A good way to think about this is the tritone minor triad – It’s the minor triad that starts from the tritone of the V7 chord. In other words, B lies a tritone away from F, and we want a minor triad from that note.
Again, as before with unique V7 sounds, sit at the piano and play a V7 chord in the left hand and play the tritone minor triad in the right to train your ear to hear this sound.
This is a great V7 technique that you can add to your arsenal.
And in the remainder of these 4 measures, Tadd wraps up in a similar way that he used previously, by using enclosure. However, this time, he encloses the notes of the relative minor of the major chord.
Using the relative minor structure over a major chord is yet another powerful tactic that you can utilize in your solos.
The Perfect V7 Shape
Finally, we’ve arrived at the last 4 bars of the Bridge and if you’ve been paying attention, these measures shouldn’t be too difficult.
Here he use the same V7 sound that you just learned if you use a dominant 7th on the bottom – the natural 13th, paired with the b5 & b9, and the b7.
Remember, before we thought of the first three notes as the tritone minor triad, but why not get another perspective that uses all four notes?
Sometimes I like to think of this series of notes as a four note cell or scale – a tritone triad containing both the major and minor 3rd.
It never hurts to have multiple perspectives and if you use your creativity, you can find interesting logic that can give you new ways to hear and improvise.
Okay, in these final two bars of the Bridge it’s pretty obvious what’s going on. Dameron’s using exactly the same phrase, simply transposed down a half step to accommodate the new V7 chord.
As we did with some of the other phrases in Hot House, this one is certainly worthy of taking through all keys down in half steps.
Don’t feel obligated to take every single phrase through all keys, but if there’s one that particularly grabs your ear, make sure to give it a go.
And finally we made it…
The last A section of Hot House is the same as the first, although they usually drop out the last 8th note.
So at this point we’ve gone through the entire melody.
As you can see from today’s lessons, there is probably much more to learn from this melody than you ever expected…
Mastering Tadd Dameron’s Hot House
To conclude today, I want you to re-listen to the melody of Hot House with everything in mind that we went over today.

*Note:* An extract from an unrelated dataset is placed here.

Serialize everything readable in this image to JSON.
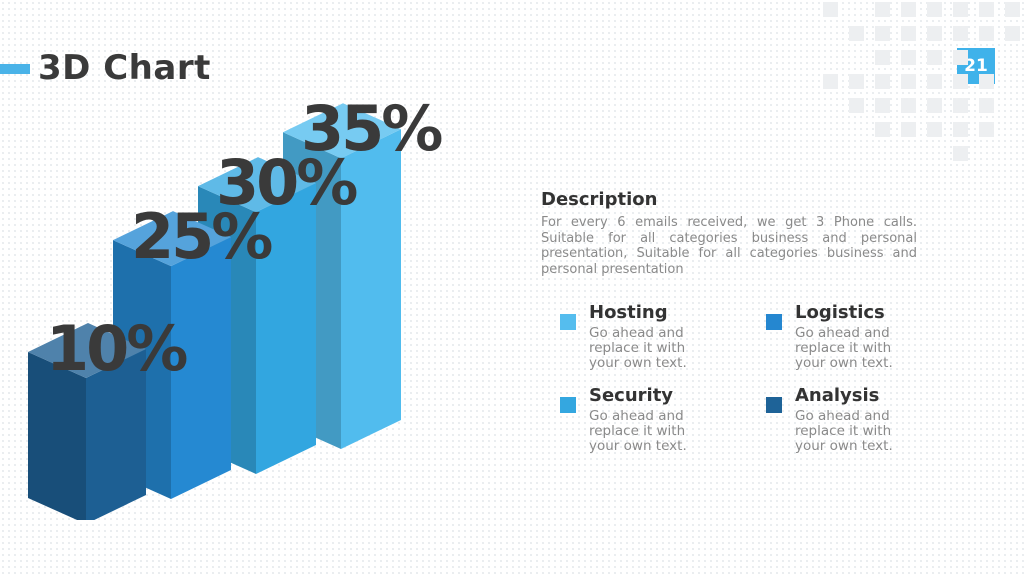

Here are some of the things we talked about that you should pay attention to:
- How he uses chromaticism and how the rhythm makes it work
- The sound of the b5 and 7th over the V7 chord
- How he interprets the first four bars of the A sections as 2 ii V7s
- How he thinks of V7alt over an entire minor ii V7 in bars 5-8
- The place in the second A that uses the “Tune Up” melody
- The sound of a triad from the 9th on a V7 chord (D maj triad over C7)

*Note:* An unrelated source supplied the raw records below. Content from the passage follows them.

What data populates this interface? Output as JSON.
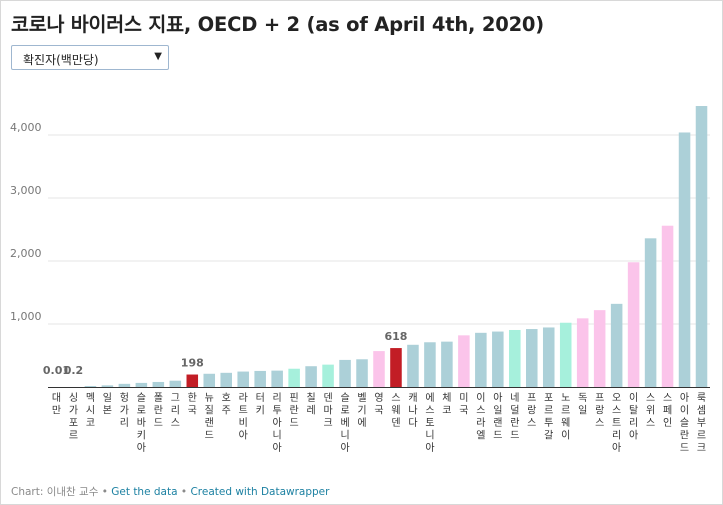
{
  "title": "코로나 바이러스 지표, OECD + 2 (as of April 4th, 2020)",
  "dropdown": {
    "selected": "확진자(백만당)",
    "arrow": "▼"
  },
  "chart_data": {
    "type": "bar",
    "ylim": [
      0,
      4500
    ],
    "yticks": [
      1000,
      2000,
      3000,
      4000
    ],
    "ytick_labels": [
      "1,000",
      "2,000",
      "3,000",
      "4,000"
    ],
    "grid": true,
    "categories": [
      "대만",
      "싱가포르",
      "멕시코",
      "일본",
      "헝가리",
      "슬로바키아",
      "폴란드",
      "그리스",
      "한국",
      "뉴질랜드",
      "호주",
      "라트비아",
      "터키",
      "리투아니아",
      "핀란드",
      "칠레",
      "덴마크",
      "슬로베니아",
      "벨기에",
      "영국",
      "스웨덴",
      "캐나다",
      "에스토니아",
      "체코",
      "미국",
      "이스라엘",
      "아일랜드",
      "네덜란드",
      "프랑스",
      "포르투갈",
      "노르웨이",
      "독일",
      "프랑스",
      "오스트리아",
      "이탈리아",
      "스위스",
      "스페인",
      "아이슬란드",
      "룩셈부르크"
    ],
    "values": [
      0.01,
      0.2,
      16,
      26,
      50,
      65,
      80,
      100,
      198,
      210,
      225,
      245,
      255,
      260,
      290,
      330,
      355,
      430,
      440,
      570,
      618,
      670,
      710,
      720,
      820,
      860,
      880,
      905,
      920,
      945,
      1020,
      1090,
      1220,
      1320,
      1980,
      2360,
      2560,
      4040,
      4460
    ],
    "colors": [
      "#acd0d8",
      "#acd0d8",
      "#acd0d8",
      "#acd0d8",
      "#acd0d8",
      "#acd0d8",
      "#acd0d8",
      "#acd0d8",
      "#c21d25",
      "#acd0d8",
      "#acd0d8",
      "#acd0d8",
      "#acd0d8",
      "#acd0d8",
      "#a6f0dc",
      "#acd0d8",
      "#a6f0dc",
      "#acd0d8",
      "#acd0d8",
      "#fbc4ea",
      "#c21d25",
      "#acd0d8",
      "#acd0d8",
      "#acd0d8",
      "#fbc4ea",
      "#acd0d8",
      "#acd0d8",
      "#a6f0dc",
      "#acd0d8",
      "#acd0d8",
      "#a6f0dc",
      "#fbc4ea",
      "#fbc4ea",
      "#acd0d8",
      "#fbc4ea",
      "#acd0d8",
      "#fbc4ea",
      "#acd0d8",
      "#acd0d8"
    ],
    "value_labels": [
      {
        "index": 0,
        "text": "0.01"
      },
      {
        "index": 1,
        "text": "0.2"
      },
      {
        "index": 8,
        "text": "198"
      },
      {
        "index": 20,
        "text": "618"
      }
    ]
  },
  "footer": {
    "prefix": "Chart: 이내찬 교수",
    "sep": "•",
    "get_data": "Get the data",
    "created": "Created with Datawrapper"
  }
}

- How in the second A he alternates between different V7 sounds
- The variations of the start of The Bridge
- How he uses the tritone minor triad (B- triad on F7)
- The V7 shape at the end of The Bridge using 13-b5-b9-7
Hot House is by no means an easy tune, in fact it took me some effort to get under my belt…

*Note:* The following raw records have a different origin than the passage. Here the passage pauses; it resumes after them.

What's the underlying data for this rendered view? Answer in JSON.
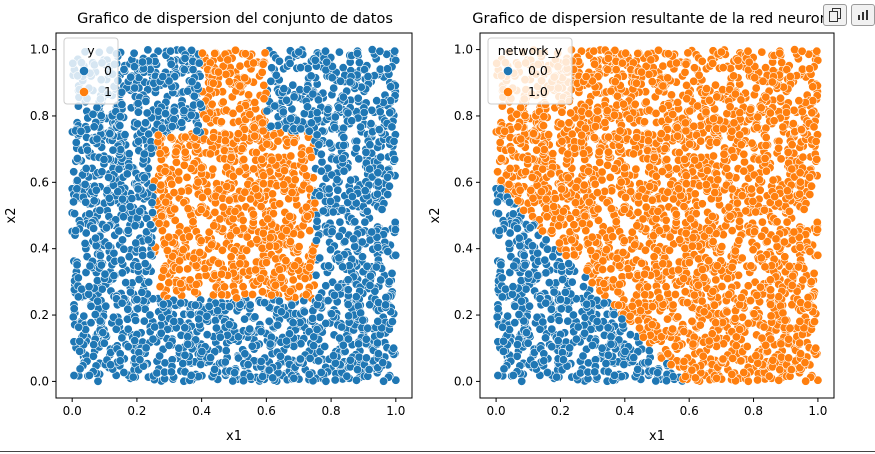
{
  "toolbar": {
    "copy_icon": "copy-icon",
    "chart_icon": "chart-icon"
  },
  "colors": {
    "class0": "#1f77b4",
    "class1": "#ff7f0e",
    "marker_edge": "#ffffff",
    "axis": "#000000"
  },
  "chart_data": [
    {
      "type": "scatter",
      "title": "Grafico de dispersion del conjunto de datos",
      "xlabel": "x1",
      "ylabel": "x2",
      "xlim": [
        -0.05,
        1.05
      ],
      "ylim": [
        -0.05,
        1.05
      ],
      "xticks": [
        "0.0",
        "0.2",
        "0.4",
        "0.6",
        "0.8",
        "1.0"
      ],
      "yticks": [
        "0.0",
        "0.2",
        "0.4",
        "0.6",
        "0.8",
        "1.0"
      ],
      "grid": false,
      "legend": {
        "title": "y",
        "position": "top-left",
        "entries": [
          {
            "label": "0",
            "color": "#1f77b4"
          },
          {
            "label": "1",
            "color": "#ff7f0e"
          }
        ]
      },
      "class_regions": [
        {
          "class": "1",
          "x": [
            0.25,
            0.75
          ],
          "y": [
            0.25,
            0.75
          ]
        },
        {
          "class": "1",
          "x": [
            0.4,
            0.6
          ],
          "y": [
            0.75,
            1.0
          ]
        }
      ],
      "default_class": "0",
      "n_points": 3000
    },
    {
      "type": "scatter",
      "title": "Grafico de dispersion resultante de la red neuronal",
      "xlabel": "x1",
      "ylabel": "x2",
      "xlim": [
        -0.05,
        1.05
      ],
      "ylim": [
        -0.05,
        1.05
      ],
      "xticks": [
        "0.0",
        "0.2",
        "0.4",
        "0.6",
        "0.8",
        "1.0"
      ],
      "yticks": [
        "0.0",
        "0.2",
        "0.4",
        "0.6",
        "0.8",
        "1.0"
      ],
      "grid": false,
      "legend": {
        "title": "network_y",
        "position": "top-left",
        "entries": [
          {
            "label": "0.0",
            "color": "#1f77b4"
          },
          {
            "label": "1.0",
            "color": "#ff7f0e"
          }
        ]
      },
      "decision_boundary": {
        "class_0_where": "x2 < 0.6 - 1.03 * x1",
        "points": [
          [
            0.0,
            0.6
          ],
          [
            0.58,
            0.0
          ]
        ]
      },
      "n_points": 3000
    }
  ]
}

But, it was the thinking that we went through today that got me there. Rather than just repeating it over and over and hoping something will click, it helps to understand the logic behind everything.
It’s this type of thinking that will allow you to form deeper connections with the music and better understand how to hear everything. Remember, when we’re talking about the b5 or the b9, or the tritone triad, or anything else…we’re talking about a SOUND.
You have to spend time with the recordings and play the sounds at the piano, and on your instrument, until your ear can make sense of them and they’re no longer just a theoretical definition.
This takes some work, but with today’s lesson you have more than enough at your disposal to tackle Hot House or any other bebop head.
And, not only will you now have an easier time committing them to memory, you’ll be able to extract dozens of useful improvisational devices from these masters of composition and use them in your own solos. Now that’s power.